8.9 Code: Inodes

To allocate a new inode (for example, when creating a file), xv6 calls ialloc (kernel/fs.c:199). ialloc is similar to balloc: it loops over the inode structures on the disk, one block at a time, looking for one that is marked free. When it finds one, it claims it by writing the new type to the disk and then returns an entry from the inode table with the tail call to iget (kernel/fs.c:213). The correct operation of ialloc depends on the fact that only one process at a time can be holding a reference to bp: ialloc can be sure that some other process does not simultaneously see that the inode is available and try to claim it.

iget (kernel/fs.c:247) looks through the inode table for an active entry (ip->ref > 0) with the desired device and inode number. If it finds one, it returns a new reference to that inode (kernel/fs.c:256-260). As iget scans, it records the position of the first empty slot (kernel/fs.c:261-262), which it uses if it needs to allocate a table entry.

Code must lock the inode using ilock before reading or writing its metadata or content. ilock (kernel/fs.c:293) uses a sleep-lock for this purpose.
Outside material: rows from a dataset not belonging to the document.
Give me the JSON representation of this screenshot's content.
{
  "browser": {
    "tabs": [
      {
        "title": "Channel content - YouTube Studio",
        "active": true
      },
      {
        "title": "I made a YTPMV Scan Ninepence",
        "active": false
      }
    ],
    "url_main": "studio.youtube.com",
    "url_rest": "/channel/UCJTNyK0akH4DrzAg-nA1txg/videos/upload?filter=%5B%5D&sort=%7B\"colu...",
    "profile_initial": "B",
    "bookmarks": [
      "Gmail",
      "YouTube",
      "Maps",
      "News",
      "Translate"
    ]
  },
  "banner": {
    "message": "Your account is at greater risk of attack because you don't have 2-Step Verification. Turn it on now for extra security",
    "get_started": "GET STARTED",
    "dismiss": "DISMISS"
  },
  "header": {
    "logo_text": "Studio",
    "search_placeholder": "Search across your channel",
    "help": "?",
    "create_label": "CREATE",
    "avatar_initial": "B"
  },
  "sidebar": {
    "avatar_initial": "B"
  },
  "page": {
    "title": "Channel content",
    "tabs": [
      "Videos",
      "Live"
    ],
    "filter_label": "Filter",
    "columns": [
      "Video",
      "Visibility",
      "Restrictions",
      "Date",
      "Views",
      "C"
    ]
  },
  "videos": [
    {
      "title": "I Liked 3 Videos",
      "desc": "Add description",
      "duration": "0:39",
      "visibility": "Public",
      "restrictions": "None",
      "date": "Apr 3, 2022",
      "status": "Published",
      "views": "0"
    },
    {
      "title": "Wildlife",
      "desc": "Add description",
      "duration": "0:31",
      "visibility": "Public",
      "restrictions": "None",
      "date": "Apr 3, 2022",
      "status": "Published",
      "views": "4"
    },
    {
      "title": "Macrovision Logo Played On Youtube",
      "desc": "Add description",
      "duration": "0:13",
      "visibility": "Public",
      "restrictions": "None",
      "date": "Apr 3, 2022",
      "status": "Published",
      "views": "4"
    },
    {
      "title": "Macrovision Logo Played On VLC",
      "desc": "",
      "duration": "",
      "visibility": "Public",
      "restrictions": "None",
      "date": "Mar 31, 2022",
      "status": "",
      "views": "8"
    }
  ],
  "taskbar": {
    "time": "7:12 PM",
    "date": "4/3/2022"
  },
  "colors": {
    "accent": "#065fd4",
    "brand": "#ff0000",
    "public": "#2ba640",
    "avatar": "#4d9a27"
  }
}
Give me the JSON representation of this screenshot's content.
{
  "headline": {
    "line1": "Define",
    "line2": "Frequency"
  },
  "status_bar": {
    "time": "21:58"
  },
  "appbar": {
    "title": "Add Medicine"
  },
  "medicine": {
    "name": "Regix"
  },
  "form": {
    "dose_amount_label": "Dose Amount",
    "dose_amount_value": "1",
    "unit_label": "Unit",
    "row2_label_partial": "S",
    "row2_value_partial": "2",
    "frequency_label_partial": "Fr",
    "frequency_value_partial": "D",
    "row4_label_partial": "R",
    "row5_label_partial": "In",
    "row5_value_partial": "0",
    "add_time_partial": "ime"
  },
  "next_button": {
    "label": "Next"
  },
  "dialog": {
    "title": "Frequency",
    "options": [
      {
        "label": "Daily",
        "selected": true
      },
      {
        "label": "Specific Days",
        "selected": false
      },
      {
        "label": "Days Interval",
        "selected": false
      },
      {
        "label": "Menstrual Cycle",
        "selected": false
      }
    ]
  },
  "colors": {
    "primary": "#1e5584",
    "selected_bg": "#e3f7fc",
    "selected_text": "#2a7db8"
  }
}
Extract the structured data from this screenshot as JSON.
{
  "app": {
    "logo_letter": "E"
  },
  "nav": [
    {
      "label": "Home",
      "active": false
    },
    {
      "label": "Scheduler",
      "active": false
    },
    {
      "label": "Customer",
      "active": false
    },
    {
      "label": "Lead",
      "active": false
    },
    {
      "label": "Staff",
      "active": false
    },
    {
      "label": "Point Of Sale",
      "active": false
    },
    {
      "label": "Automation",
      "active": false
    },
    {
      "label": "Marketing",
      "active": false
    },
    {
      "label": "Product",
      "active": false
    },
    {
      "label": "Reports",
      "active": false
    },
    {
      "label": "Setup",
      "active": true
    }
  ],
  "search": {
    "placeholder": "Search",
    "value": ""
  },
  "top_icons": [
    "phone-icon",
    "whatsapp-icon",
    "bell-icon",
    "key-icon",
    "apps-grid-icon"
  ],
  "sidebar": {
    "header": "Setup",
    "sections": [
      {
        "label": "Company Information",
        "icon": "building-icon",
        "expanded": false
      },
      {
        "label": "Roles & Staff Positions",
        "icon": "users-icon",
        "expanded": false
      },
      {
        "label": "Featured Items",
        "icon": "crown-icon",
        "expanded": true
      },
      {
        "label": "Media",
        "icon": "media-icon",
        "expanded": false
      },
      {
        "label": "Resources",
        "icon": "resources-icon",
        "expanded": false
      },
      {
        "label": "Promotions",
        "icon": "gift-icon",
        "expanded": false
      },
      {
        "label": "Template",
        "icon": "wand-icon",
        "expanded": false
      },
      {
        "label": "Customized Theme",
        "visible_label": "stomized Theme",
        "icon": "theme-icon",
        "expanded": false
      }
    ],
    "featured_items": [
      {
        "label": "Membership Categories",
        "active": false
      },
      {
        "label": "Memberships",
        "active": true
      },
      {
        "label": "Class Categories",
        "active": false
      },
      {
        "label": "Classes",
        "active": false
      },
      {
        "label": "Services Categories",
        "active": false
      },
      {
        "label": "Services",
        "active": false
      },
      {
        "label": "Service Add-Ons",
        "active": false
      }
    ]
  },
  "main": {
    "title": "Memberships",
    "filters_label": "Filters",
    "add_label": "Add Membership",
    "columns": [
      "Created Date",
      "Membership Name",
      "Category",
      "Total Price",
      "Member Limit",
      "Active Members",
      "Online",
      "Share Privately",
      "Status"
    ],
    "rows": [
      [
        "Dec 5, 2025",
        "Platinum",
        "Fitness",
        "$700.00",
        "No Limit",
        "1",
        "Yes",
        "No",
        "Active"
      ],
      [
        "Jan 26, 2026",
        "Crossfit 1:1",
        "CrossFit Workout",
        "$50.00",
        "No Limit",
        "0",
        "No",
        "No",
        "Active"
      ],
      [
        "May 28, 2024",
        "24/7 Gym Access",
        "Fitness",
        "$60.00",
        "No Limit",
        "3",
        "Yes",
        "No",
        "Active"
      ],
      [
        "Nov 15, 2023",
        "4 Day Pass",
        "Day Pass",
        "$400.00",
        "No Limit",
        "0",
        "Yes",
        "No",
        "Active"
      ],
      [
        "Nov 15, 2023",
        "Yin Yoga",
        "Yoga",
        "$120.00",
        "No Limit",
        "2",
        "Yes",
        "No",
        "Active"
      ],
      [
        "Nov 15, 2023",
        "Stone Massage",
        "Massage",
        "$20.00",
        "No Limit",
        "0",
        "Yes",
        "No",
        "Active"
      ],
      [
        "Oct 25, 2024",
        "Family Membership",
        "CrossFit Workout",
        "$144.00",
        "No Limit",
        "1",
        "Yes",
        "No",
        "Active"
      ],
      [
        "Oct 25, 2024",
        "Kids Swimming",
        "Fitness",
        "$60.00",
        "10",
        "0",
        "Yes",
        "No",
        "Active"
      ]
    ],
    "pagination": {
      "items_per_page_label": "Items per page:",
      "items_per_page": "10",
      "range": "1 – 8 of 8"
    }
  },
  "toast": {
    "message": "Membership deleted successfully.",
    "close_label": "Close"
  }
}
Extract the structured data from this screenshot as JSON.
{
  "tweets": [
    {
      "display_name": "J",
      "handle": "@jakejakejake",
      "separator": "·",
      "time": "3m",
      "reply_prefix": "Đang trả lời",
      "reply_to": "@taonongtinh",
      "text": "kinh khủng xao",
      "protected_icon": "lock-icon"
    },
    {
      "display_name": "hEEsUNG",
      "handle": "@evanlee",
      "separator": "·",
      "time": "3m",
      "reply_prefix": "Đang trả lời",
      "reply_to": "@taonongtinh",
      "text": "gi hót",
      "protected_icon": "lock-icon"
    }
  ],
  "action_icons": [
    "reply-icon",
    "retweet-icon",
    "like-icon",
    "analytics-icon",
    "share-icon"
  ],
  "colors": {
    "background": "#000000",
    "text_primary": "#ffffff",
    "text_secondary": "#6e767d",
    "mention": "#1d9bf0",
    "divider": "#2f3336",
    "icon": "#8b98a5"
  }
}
Once ilock has exclusive access to the inode, it reads the inode from disk (more likely, the buffer cache) if needed. The function iunlock (kernel/fs.c:321) releases the sleep-lock, which may cause any processes sleeping to be woken up.

iput (kernel/fs.c:337) releases a C pointer to an inode by decrementing the reference count (kernel/fs.c:360). If this is the last reference, the inode’s slot in the inode table is now free and can be re-used for a different inode.

If iput sees that there are no C pointer references to an inode and that the inode has no links to it (occurs in no directory), then the inode and its data blocks must be freed. iput calls itrunc to truncate the file to zero bytes, freeing the data blocks; sets the inode type to 0 (unallocated); and writes the inode to disk (kernel/fs.c:342).

The locking protocol in iput in the case in which it frees the inode deserves a closer look. One danger is that a concurrent thread might be waiting in ilock to use this inode (e.g., to read a file or list a directory), and won’t be prepared to find that the inode is no longer allocated. This can’t happen because there is no way for a system call to get a pointer to an in-memory inode if it has no links to it and ip->ref is one. That one reference is the reference owned by the thread calling iput. The other main danger is that a concurrent call to ialloc might choose the same inode that iput is freeing. This can happen only after the iupdate writes the disk so that the inode has type zero. This race is benign; the allocating thread will politely wait to acquire the inode’s sleep-lock before reading or writing the inode, at which point iput is done with it.

iput() can write to the disk. This means that any system call that uses the file system may write to the disk, because the system call may be the last one having a reference to the file. Even calls like read() that appear to be read-only, may end up calling iput(). This, in turn, means that even read-only system calls must be wrapped in transactions if they use the file system.

There is a challenging interaction between iput() and crashes. iput() doesn’t truncate a file immediately when the link count for the file drops to zero, because some process might still hold a reference to the inode in memory: a process might still be reading and writing to the file, because it successfully opened it. But, if a crash happens before the last process closes the file descriptor for the file, then the file will be marked allocated on disk but no directory entry will point to it.

File systems handle this case in one of two ways. The simple solution is that on recovery, after reboot, the file system scans the whole file system for files that are marked allocated, but have no directory entry pointing to them. If any such file exists, then it can free those files.

The second solution doesn’t require scanning the file system. In this solution, the file system records on disk (e.g., in the super block) the inode inumber of a file whose link count drops to zero but whose reference count isn’t zero. If the file system removes the file when its reference count reaches 0, then it updates the on-disk list by removing that inode from the list. On recovery, the file system frees any file in the list.

Xv6 implements neither solution, which means that inodes may be marked allocated on disk, even though they are not in use anymore. This means that over time xv6 runs the risk that it may run out of disk space.